There is something very nice and expressive about the existing JSON types. Just 6 types (null, boolean, string, number, array, and dictionary) are enough to cover a ton of use cases, and as you suggest, one can always fall back to "stringly typed" alternatives by implementing one's own serialization and deserialization for extra types.
CBOR features are almost one-to-one with JSON, except that the encoding is more size-efficient, it supports a few additional types (e.g., integers and floats are separate), and it allows semantic tags.
However, some of the things I mentioned above, do have benefits for interoperability with JSON, although they aren't good for a general-purpose use; I think that it would generally be better to make a good format rather than trying to work only with the bad ideas of other specifications. (Fortunately, I think what I described above could be implemented using a subset of CBOR.)
However, using these formats (whether CBOR or JSON) is often more complicated than should be needed for a specific use anyways.
For configuration formats, I 100% agree with you. I do not want any data type except a string and a hashmap (maybe an array if you're being luxurious). Not an int, not a float, not a boolean, not a datetime (looking at you, TOML). For configuration formats I am always immediately feeding those files into a language with a richer type system that will actually parse them; my program and its embedded types are the schema. (Users of dynamically-typed languages may reasonably disagree.)
However, for the serialization use case, I'm not so sure. There's an argument that having a schema against which to do lightweight validation at several points in the pipeline isn't the worst idea, and built-in primitives get you halfway to a half-decent schema. I'm ambivalent at worst.
They are not. Configuration is a very tiny subset of a more general problem that you also mention: serialization.
Your config file will be de-serialized by your program and parsed into some specific types. Including numbers (tons of edge cases), dates (tons of edge cases), strings (tons of edge cases) etc.
It becomes worse when your program is used by more people than just you: which field is a date? In which format? Do you handle floats? What precision? What's the decimal separator? Do you do string normalization? What are valid and invalid characters, if any?
You can't pretend that your config is "just strings". They are not
You can't build a generic schema validator that will accept exactly the valid configs for some program and nothing else anyway, so forget the half-assed type checking attempts and just provide the hierarchical structure. It's up to the application to define the valid grammar and semantics of each config option and parse it into an application-specific type.

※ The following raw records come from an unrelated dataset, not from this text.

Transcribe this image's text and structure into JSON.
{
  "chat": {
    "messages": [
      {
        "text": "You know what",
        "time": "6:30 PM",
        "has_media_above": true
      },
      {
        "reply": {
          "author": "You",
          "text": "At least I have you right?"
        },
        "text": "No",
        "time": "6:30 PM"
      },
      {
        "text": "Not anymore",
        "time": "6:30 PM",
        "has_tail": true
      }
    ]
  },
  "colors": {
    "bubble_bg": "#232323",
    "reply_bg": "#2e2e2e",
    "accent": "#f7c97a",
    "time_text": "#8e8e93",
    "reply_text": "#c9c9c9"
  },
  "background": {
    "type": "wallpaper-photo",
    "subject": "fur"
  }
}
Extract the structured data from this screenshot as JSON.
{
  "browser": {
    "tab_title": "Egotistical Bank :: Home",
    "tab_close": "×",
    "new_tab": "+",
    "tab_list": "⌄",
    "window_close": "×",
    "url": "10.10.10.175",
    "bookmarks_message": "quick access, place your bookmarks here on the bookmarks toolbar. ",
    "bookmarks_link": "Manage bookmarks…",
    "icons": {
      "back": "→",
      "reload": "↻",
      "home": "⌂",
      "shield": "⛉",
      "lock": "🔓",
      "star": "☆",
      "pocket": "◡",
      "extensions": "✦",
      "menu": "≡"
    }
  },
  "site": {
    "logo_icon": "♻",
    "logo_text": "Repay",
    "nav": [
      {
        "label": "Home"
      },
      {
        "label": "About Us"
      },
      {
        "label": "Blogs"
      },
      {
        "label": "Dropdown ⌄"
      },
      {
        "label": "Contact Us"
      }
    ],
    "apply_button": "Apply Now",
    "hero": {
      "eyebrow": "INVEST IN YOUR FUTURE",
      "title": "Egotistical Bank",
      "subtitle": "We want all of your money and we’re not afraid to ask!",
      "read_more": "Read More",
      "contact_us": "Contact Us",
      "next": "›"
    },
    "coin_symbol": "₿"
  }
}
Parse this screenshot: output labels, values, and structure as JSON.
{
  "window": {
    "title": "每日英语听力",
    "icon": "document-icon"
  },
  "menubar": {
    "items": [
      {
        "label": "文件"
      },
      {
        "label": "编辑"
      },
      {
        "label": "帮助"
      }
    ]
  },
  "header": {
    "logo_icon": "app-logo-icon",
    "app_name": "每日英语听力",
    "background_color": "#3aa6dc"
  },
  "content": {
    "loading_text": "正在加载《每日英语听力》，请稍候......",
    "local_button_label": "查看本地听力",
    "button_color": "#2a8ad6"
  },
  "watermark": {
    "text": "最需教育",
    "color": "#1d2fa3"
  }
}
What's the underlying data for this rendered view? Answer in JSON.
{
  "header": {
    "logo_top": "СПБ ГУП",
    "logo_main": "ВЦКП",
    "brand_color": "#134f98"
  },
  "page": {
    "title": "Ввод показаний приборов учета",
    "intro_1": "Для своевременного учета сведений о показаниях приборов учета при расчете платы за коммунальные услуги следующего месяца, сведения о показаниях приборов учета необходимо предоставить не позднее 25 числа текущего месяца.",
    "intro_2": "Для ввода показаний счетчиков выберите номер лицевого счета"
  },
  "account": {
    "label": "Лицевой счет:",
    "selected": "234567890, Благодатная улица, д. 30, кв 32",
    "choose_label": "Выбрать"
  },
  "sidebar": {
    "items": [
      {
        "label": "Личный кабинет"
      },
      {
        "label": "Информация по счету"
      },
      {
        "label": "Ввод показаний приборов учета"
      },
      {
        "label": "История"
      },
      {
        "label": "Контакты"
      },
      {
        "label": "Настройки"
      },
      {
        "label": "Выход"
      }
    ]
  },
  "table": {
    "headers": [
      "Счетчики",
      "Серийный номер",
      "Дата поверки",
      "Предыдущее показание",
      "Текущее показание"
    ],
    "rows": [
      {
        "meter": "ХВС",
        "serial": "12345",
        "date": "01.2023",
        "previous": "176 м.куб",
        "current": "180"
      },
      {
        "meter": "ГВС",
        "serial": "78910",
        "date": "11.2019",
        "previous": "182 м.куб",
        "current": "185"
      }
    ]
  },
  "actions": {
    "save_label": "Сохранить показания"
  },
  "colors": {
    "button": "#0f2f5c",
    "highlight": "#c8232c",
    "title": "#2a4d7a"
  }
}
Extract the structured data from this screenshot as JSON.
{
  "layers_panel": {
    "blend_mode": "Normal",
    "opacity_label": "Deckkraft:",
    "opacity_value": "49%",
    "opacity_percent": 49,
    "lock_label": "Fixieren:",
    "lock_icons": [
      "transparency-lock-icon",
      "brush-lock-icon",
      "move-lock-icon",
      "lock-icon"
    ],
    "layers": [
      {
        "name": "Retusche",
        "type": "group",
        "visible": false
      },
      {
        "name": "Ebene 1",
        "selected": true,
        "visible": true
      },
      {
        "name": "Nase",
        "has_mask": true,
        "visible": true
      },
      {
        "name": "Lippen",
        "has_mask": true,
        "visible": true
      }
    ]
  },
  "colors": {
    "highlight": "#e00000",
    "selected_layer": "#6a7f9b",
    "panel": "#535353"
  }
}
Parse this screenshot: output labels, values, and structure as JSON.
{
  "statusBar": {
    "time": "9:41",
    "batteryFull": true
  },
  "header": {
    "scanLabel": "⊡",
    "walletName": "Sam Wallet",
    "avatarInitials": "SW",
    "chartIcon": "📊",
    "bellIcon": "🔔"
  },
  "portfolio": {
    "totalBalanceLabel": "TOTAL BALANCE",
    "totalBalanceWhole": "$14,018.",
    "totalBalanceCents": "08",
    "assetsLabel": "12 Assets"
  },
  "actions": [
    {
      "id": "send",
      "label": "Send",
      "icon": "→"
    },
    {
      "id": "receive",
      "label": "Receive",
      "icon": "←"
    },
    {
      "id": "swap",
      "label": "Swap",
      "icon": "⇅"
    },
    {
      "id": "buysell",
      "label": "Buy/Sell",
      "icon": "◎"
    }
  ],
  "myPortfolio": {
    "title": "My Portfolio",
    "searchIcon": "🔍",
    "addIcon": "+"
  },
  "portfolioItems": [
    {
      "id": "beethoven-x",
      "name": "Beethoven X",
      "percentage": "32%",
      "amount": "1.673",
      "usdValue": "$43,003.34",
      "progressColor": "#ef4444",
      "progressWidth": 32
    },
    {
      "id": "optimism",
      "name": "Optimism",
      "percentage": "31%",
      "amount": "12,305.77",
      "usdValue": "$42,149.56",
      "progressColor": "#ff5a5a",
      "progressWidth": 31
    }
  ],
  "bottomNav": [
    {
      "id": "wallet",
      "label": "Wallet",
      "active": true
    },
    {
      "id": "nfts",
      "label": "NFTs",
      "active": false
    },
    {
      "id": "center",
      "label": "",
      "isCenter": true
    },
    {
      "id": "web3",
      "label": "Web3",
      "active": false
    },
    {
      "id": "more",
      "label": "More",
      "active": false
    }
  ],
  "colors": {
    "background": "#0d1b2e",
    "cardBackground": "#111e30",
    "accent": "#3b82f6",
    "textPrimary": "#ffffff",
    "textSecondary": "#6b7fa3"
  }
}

Human input is full of tradeoffs, that’s why it’s bash and not typescript in your shell path column. And you’ll meet a great resistance from users if you make your config fully typed and require to refer to schema dtd ns or whatever bs xml had.
Bash is there purely for historical reasons. And it sucks.
> And you’ll meet a great resistance from users if you make your config fully typed and require to refer to schema dtd ns or whatever bs xml had.
That schema can and will help editors to validate and autocomplete things on the fly, and can also serve as a reference for what actual data the config accepts.
But different languages interpret different strings in different ways by default.
This leads to major bugs.
One of the great strengths of JSON is that parsing a number is well-defined.
The way you're suggesting would lead to people emitting JSON with leading zeros sometimes, and then some languages end up interpreting certain numbers as octal.
No thank you.
JSON numbers are far more restrictive than strings and carry precisely defined meaning in a way that arbitrary strings don't. They're only "just certain strings" in the same way anything can be serialized to a string, which doesn't really mean anything.
What does jq do to them?
echo 1.4e99999999999999 | jq
1.7976931348623157e+308
While I agree that the meaning of json numbers exists, I'm not sure which JSON standard you're referring to that contains this meaning. json.org certainly does not contain it, and links to ECMA-404, which just says "JSON is agnostic about the semantics of numbers."I've never gone back to formalize the grammar or otherwise mature it. But it's served me well as-is, and it's been easy to convert "up" to JSON or YAML or XML or what-have-you, once the case for an interface beyond plain text proves worthwhile.
It would be much simpler if all primitives were strings, and it'd probably save a few people from accidentally doing the wrong thing while dealing with prices.